The United States, which inflicted punishing duties on many of its trade partners this year, stands to see its GDP growth fall even further, from 2.8 percent in 2024 to 1.8 percent in 2025 and 1.5 percent in 2026. OECD attributed much of that loss to the heightened tariff rates, along with a contraction in net immigration.
The falling value of America’s goods and services this year will stand in contrast to global growth, which was “more resilient than anticipated” during the first half of 2025. Emerging market economies saw some buoyancy likely because trade was bolstered by a front-loading of orders by American companies. China, once the singular target of Trump’s tariff campaign, is expected to see 4.9 percent GDP growth this year and a softer rate of 4.4 percent in 2026 as the front-loading phenomenon subsides and the true impacts of higher duties are realized.

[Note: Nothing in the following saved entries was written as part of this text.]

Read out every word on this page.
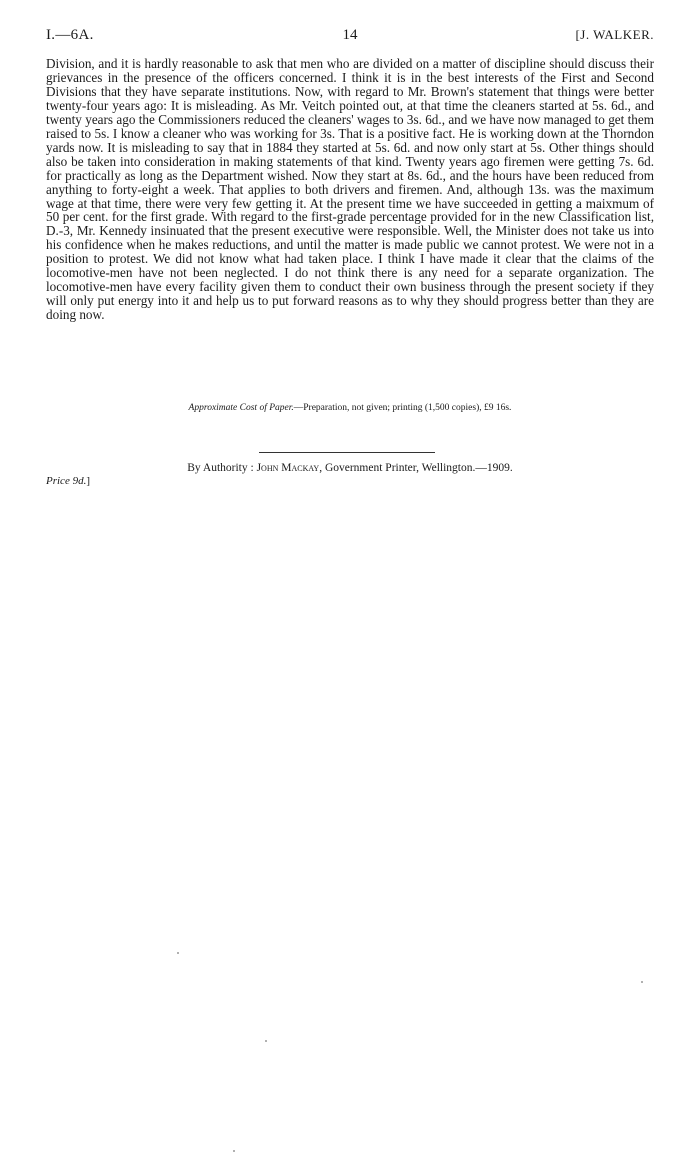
I.—6A.	14	[J. WALKER.

Division, and it is hardly reasonable to ask that men who are divided on a matter of discipline should discuss their grievances in the presence of the officers concerned. I think it is in the best interests of the First and Second Divisions that they have separate institutions. Now, with regard to Mr. Brown's statement that things were better twenty-four years ago: It is misleading. As Mr. Veitch pointed out, at that time the cleaners started at 5s. 6d., and twenty years ago the Commissioners reduced the cleaners' wages to 3s. 6d., and we have now managed to get them raised to 5s. I know a cleaner who was working for 3s. That is a positive fact. He is working down at the Thorndon yards now. It is misleading to say that in 1884 they started at 5s. 6d. and now only start at 5s. Other things should also be taken into consideration in making statements of that kind. Twenty years ago firemen were getting 7s. 6d. for practically as long as the Department wished. Now they start at 8s. 6d., and the hours have been reduced from anything to forty-eight a week. That applies to both drivers and firemen. And, although 13s. was the maximum wage at that time, there were very few getting it. At the present time we have succeeded in getting a maixmum of 50 per cent. for the first grade. With regard to the first-grade percentage provided for in the new Classification list, D.-3, Mr. Kennedy insinuated that the present executive were responsible. Well, the Minister does not take us into his confidence when he makes reductions, and until the matter is made public we cannot protest. We were not in a position to protest. We did not know what had taken place. I think I have made it clear that the claims of the locomotive-men have not been neglected. I do not think there is any need for a separate organization. The locomotive-men have every facility given them to conduct their own business through the present society if they will only put energy into it and help us to put forward reasons as to why they should progress better than they are doing now.

Approximate Cost of Paper.—Preparation, not given; printing (1,500 copies), £9 16s.
By Authority : John Mackay, Government Printer, Wellington.—1909.
Price 9d.]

“The full effects of tariff increases have yet to be felt—with many changes being phased in over time and companies initially absorbing some tariff increases through margins—but are becoming increasingly visible in spending choices, labour [sic] markets and consumer prices,” OECD analysts wrote.
The most evident signs of softening are showing themselves now through the labor market, with unemployment rates rising and job openings falling in certain markets—including the U.S.
What’s more, a resurgence of goods inflation has food prices rising along with the MSRPs of other products.
A recently released study from Duke University and the Federal Reserve Banks of Richmond and Atlanta showed that tariffs remain the most pressing of firms’ concerns in the U.S., with chief financial officers across sectors attributing around one-third of their companies’ price increases to the changes in trade policy. Those same CFOs said tariffs will be responsible for about one-quarter of price hikes in 2026 as well.
According to OECD, though, advanced and emerging-market economies are bucking the trend, with financial market conditions already easing. And inflation is expected to decline in most of the G20 economies as growth moderates along with labor market pressures. Headline inflation, which includes a range of goods as well as expenditures like food and energy, is projected to fall from 3.4 percent in 2025 to 2.9 percent in 2026 in G20 economies, while core inflation (which excludes food and energy, which are often volatile in pricing), will hold steady at 2.6 percent this year, dropping slightly to 2.5 percent in 2026.
However, “Significant risks to the economic outlook remain,” analysts wrote. “Further increases in bilateral tariff rates, a resurgence of inflationary pressures, increased concern about fiscal risks, or substantial risk repricing in financial markets could all lower economic growth relative to the baseline.”
Bright spots for growth could include potential drawdowns in trade restrictions (Trump’s tariffs are being challenged in the Supreme Court, with hearings set for early November, and trade negotiations with a number of nations are ongoing), along with quicker development and adoption of AI technologies, the group said.
But in order to pull back from the brink of lingering widespread inflation and GDP stagnation or backsliding, “Countries need to find ways of engaging co-operatively within the global trading system and working together to make trade policy more transparent and predictable while addressing economic security concerns.”